Wir sind die neue Tübinger Initiative „Inseln mit Hafen“.
Wir hinterfragen die derzeitige Wirtschaftslogik, die uns dazu anhält, mit dem Grundbedürfnis Wohnen Rendite und Gewinne von einander zu erwirtschaften. Dadurch kann für viele Menschen dieses Grundbedürfnis nicht befriedigend erfüllt werden. Dem wollen wir mit unserem Projekt etwas entgegensetzen.
Wir sind kein neues Wohnprojekt. Gemeinsam entwickeln wir die Dachorganisation „Inseln mit Hafen“, eine Werte- und Wirtschaftsgemeinschaft. Dort entwickeln wir eine konsequente Praxis ohne Rendite, in der – auch finanziell – erhebliche Freiräume entstehen. Wir wünschen uns, dass sich unter dem Dach von „Inseln mit Hafen“ einzelne räumlich nahe, neue entstehende Wohn- und Arbeitsprojekte zusammenschließen. Uns geht es darum, Menschen zusammenzubringen, die zu einer gelebten Utopie von geldfreierem Leben, Beitragen statt äquivalentem Tauschen, Herrschaftsfreiheit, einem Zusammenleben ohne Diskriminierung und einem Leben in Einklang mit unserer Mitwelt beitragen wollen.
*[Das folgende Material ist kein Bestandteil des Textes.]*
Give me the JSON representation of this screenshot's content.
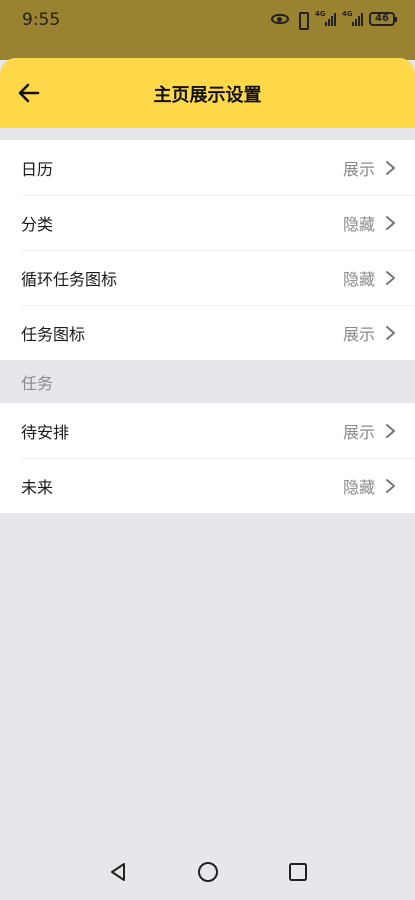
{
  "status": {
    "time": "9:55",
    "battery": "46",
    "network_label": "4G"
  },
  "header": {
    "title": "主页展示设置"
  },
  "general": {
    "items": [
      {
        "label": "日历",
        "value": "展示"
      },
      {
        "label": "分类",
        "value": "隐藏"
      },
      {
        "label": "循环任务图标",
        "value": "隐藏"
      },
      {
        "label": "任务图标",
        "value": "展示"
      }
    ]
  },
  "tasks": {
    "section_title": "任务",
    "items": [
      {
        "label": "待安排",
        "value": "展示"
      },
      {
        "label": "未来",
        "value": "隐藏"
      }
    ]
  },
  "colors": {
    "header_bg": "#fed848",
    "status_bg": "#9a8330",
    "page_bg": "#e6e7eb"
  }
}
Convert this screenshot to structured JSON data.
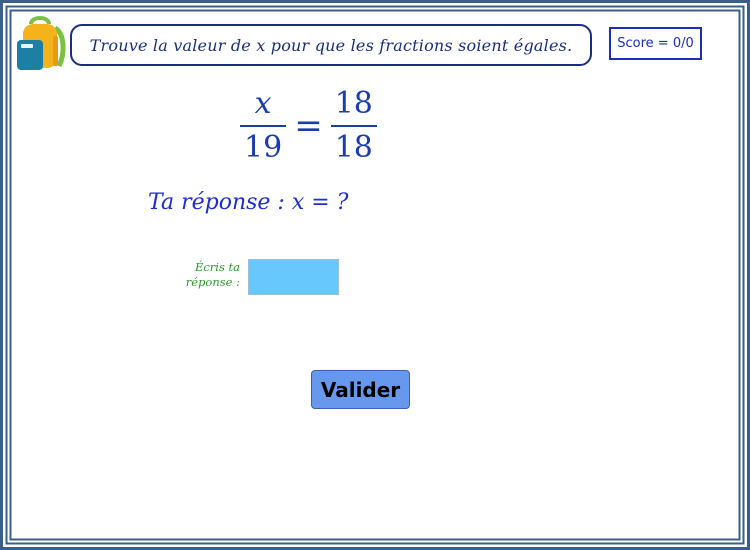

Für „Inseln mit Hafen“ formen wir einen eigenen Wirtschaftskreislauf. Die Dachorganisation, die wir bisher in der Rechtsform einer Genossenschaft denken, erwirbt das Nutzungsrecht für Häuser und Gelände über Kauf mit Hilfe von Genossenschaftsanteilen oder über Schenkung. Häuser und Grundstücke werden also nicht über Kredite finanziert, damit wir uns nicht über Zinszahlungen wieder in den klassischen Umverteilungskreislauf einbezogen werden. So entsteht der erste, häufig unterschätzte, finanzielle Freiraum. Normalerweise zwingen Kreditlaufzeiten eine*n Kreditnehmer*in zu einer möglichst zeitnahen Rückzahlung, die deutlich vor dem Zeitpunkt liegt, an dem das Erkaufte verbraucht ist. Ein Haus jedoch hält manchmal mehrere hundert Jahre. Wir möchten die „Abzahlungsdauer“ der „Verbrauchsdauer“ angleichen. Das bedeutet bei einem soliden Haus, dass es über sehr viele Jahrzehnte oder gar Jahrhunderte abbezahlt werden muss. Auch bei guter Pflege ist es jedoch irgendwann einmal verbraucht und deshalb muss es abbezahlt werden. Ein Grundstück hingegen verbraucht sich nicht. Es kann zu Beginn mit Genossenschaftsanteilen erworben werden, die dann im Folgenden immer wieder durch neue ersetzt werden. Die monatlichen Kosten werden somit erheblich sinken und es entsteht der zweite, noch größere Freiraum.
Die Häuser und Gelände von „Inseln mit Hafen“ werden von kleineren Einheiten belebt. Kleinere Gruppen und Einzelpersonen schließen sich zu diesen Einheiten – den „Inseln“ zusammen, in denen sowohl individuell als auch gemeinschaftlich gewohnt, gearbeitet, gelebt werden kann. Die „Inseln“ organisieren ihr Zusammenleben nach ihren eigenen Grundsätzen und können unterschiedlich sein. Sie erfüllen jedoch die neun Grundpfeiler der Dachorganisation „Insel mit Hafen“.
Die „Häfen“ sind uns besonders wichtig. Indem wir durch unseren gemeinschaftlich geschaffenen Wirtschaftskreislauf viele individuelle und kollektive Freiräume ermöglichen, können wir auch einen Teil der Freiräume weitergeben. Eine utopische Gesellschaft kann in unserer Vorstellung vom guten Leben entstehen, wenn wir auch mit Menschen in Beitragsbeziehungen gehen, die wir (noch) nicht kennen. Mit Freund*innen und Familie, das kann (fast) jede*r. Mit (noch) Fremden – da kann Neues entstehen. Jede Gruppe, jede „Insel“, entscheidet sich für einen „Hafen“. Etwas, was sie mit anderen Menschen teilen kann, entkoppelt von Gegenleistungen. Dabei kann es sich um Nachbar*innen handeln, Genoss*innen, die nicht im Projekt wohnen, aber auch „Dahergelaufene“.
Wir möchten mit einem gemeinschaftsbasierten Finanzierungskonzept einen Raum schaffen, indem Beitragen entkoppelt von einer Gegenleistung erlebt werden kann. Hier sehen wir unseren Beitrag zu einer Gesellschaftstransformation.